Le candidat socialiste, Carlos Martínez, s’est présenté lors de ces élections avec un niveau de notoriété citoyenne de 37%. Autrement dit, seule une personne interrogée sur trois sait qui se cache derrière les élections du PSOE. Ceux qui le connaissent sont certes de fidèles partisans de sa politique et c’est pourquoi ils lui accordent une note positive, mais néanmoins positive. Dans son cas, 15,3% des personnes interrogées souhaiteraient qu’il passe du statut de maire de Soria à celui de président du gouvernement régional de Castilla y León.
Mañueco est le leader préféré des électeurs pour être président
L’enquête montre qu’il n’y a que deux propositions avec des options pour diriger le navire régional au 15 mars, parce que les citoyens n’envisagent pas un autre président autre que Mañueco ou Martínez. La proposition d’investir Carlos Pollán n’est soutenue que par 4,3% des participants. Le candidat d’extrême droite, jusqu’à sa dissolution, président des Cortès, était à peine connu de 32% des électeurs et a été sanctionné d’une note moyenne de 3,8.
Dans le chapitre approuvé se trouve Alicia Gallego, candidate de l’Union populaire léonaise à la présidence de la Junta de Castilla y León. Comme c’est le cas de la candidate socialiste, ceux qui la connaissent apprécient sa performance en tant que procureure et maire de Santa María del Páramo, c’est pourquoi ils lui attribuent une note moyenne de 5,1. Bien entendu, en dehors de leur périmètre, la méconnaissance de leur chiffre est totale : seulement 17% des personnes interrogées ont reconnu savoir de qui elles parlaient.
La gauche à gauche du PSOE suit des chemins similaires. Seul un citoyen sur quatre a entendu parler de Juan Gascón, le candidat de l’IU-Sumar, et de Miguel Ángel Llamas, son homologue de Podemos. Tous deux obtiennent une note de 4,8, mais les personnes interrogées préfèrent le candidat violet à la présidence au coordinateur régional d’Izquierda Unida.
PP et Vox, plus proches
Les électeurs du Parti populaire et de Vox semblent moins réticents que leurs représentants lorsqu’il s’agit d’évaluer les dirigeants adverses.
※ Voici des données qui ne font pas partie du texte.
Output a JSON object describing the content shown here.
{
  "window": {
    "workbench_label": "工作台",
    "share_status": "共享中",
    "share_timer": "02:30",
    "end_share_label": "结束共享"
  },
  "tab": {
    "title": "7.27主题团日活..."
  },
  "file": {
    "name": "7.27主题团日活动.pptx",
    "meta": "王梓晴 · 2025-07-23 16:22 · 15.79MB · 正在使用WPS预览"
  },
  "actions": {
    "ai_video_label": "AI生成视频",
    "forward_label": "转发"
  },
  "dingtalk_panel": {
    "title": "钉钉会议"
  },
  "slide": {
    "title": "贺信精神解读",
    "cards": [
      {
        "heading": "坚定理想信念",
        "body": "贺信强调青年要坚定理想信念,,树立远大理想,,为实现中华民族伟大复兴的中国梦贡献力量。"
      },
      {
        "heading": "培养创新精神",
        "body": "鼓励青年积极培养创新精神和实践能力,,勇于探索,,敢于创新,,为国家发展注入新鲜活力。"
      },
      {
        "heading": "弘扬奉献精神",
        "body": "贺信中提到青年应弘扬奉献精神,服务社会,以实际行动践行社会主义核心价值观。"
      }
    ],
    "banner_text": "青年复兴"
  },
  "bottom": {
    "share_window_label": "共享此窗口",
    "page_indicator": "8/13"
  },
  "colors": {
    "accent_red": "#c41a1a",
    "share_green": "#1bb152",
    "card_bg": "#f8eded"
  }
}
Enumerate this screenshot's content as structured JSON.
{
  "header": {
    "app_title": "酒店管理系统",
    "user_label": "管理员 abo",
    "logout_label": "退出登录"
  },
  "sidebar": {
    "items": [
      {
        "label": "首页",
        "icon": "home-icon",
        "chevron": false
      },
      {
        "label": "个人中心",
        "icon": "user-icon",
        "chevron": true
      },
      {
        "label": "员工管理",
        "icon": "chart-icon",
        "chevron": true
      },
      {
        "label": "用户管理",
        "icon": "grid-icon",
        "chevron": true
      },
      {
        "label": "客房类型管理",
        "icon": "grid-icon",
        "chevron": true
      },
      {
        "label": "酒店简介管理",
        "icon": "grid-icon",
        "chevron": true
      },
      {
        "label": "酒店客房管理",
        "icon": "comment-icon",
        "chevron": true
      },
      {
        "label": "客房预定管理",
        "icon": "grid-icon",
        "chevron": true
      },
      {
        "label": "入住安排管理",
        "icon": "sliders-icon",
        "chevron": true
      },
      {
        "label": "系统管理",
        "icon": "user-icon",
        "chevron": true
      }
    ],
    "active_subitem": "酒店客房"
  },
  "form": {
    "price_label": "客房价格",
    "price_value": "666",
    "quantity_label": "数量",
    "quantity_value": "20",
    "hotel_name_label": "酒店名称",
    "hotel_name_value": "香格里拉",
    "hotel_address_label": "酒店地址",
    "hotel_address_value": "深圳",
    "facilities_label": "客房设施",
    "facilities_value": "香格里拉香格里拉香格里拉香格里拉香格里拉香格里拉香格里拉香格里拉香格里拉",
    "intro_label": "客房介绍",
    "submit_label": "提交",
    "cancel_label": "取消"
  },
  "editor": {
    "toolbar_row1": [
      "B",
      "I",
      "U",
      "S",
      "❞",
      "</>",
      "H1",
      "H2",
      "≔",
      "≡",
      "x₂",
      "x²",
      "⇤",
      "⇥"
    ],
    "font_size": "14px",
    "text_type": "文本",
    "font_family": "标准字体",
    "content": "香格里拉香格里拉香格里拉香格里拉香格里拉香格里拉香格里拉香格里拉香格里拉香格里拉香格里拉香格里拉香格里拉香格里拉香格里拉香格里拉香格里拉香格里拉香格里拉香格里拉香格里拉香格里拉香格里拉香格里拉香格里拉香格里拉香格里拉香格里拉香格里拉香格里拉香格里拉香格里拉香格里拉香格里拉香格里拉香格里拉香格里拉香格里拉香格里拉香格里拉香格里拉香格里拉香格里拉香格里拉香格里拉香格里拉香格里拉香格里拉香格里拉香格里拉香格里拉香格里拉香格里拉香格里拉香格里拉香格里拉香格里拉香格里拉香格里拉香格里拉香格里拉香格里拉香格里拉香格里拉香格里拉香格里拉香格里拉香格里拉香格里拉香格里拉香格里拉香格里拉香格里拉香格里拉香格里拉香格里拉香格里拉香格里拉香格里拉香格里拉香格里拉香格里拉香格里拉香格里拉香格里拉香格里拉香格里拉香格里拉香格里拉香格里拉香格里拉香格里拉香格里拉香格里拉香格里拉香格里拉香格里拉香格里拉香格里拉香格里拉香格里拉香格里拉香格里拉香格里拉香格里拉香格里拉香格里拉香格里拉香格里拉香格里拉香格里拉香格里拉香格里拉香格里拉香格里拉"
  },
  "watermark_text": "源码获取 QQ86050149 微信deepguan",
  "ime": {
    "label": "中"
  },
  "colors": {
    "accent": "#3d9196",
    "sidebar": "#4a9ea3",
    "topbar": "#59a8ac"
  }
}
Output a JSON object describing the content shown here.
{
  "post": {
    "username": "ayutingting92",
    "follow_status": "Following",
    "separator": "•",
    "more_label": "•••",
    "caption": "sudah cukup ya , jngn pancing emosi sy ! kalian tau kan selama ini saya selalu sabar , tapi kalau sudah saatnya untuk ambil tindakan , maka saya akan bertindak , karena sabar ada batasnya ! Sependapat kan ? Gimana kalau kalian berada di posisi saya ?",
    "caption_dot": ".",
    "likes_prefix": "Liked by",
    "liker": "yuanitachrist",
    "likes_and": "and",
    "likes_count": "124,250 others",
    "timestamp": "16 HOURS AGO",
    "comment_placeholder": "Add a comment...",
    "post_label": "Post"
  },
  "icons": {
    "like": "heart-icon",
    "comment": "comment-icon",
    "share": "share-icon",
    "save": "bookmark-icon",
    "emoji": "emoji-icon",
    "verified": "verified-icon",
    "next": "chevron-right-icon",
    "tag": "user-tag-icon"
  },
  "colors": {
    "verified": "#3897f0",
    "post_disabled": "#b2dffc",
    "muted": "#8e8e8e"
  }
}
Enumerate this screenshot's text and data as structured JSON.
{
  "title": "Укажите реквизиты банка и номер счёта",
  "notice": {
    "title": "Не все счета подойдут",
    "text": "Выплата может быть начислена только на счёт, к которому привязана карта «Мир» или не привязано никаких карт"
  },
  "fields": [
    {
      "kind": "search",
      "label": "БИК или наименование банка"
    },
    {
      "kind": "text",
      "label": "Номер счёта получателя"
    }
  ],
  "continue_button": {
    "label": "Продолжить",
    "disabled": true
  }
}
Pour les sondés qui admettent avoir voté pour l’extrême droite, le candidat Alfonso Fernández Mañueco mérite une note de 5,1 points ; une approbation très proche de celle qu’ils donnent à leur propre leader, à qui ils donnent un 5,6. Les plus populaires, quant à eux, sont plus fidèles à Mañueco, à qui ils attribuent une note de 6,8 points, même s’ils trouvent également une harmonie avec Carlos Pollán, qui leur donne une note moyenne de 5,2.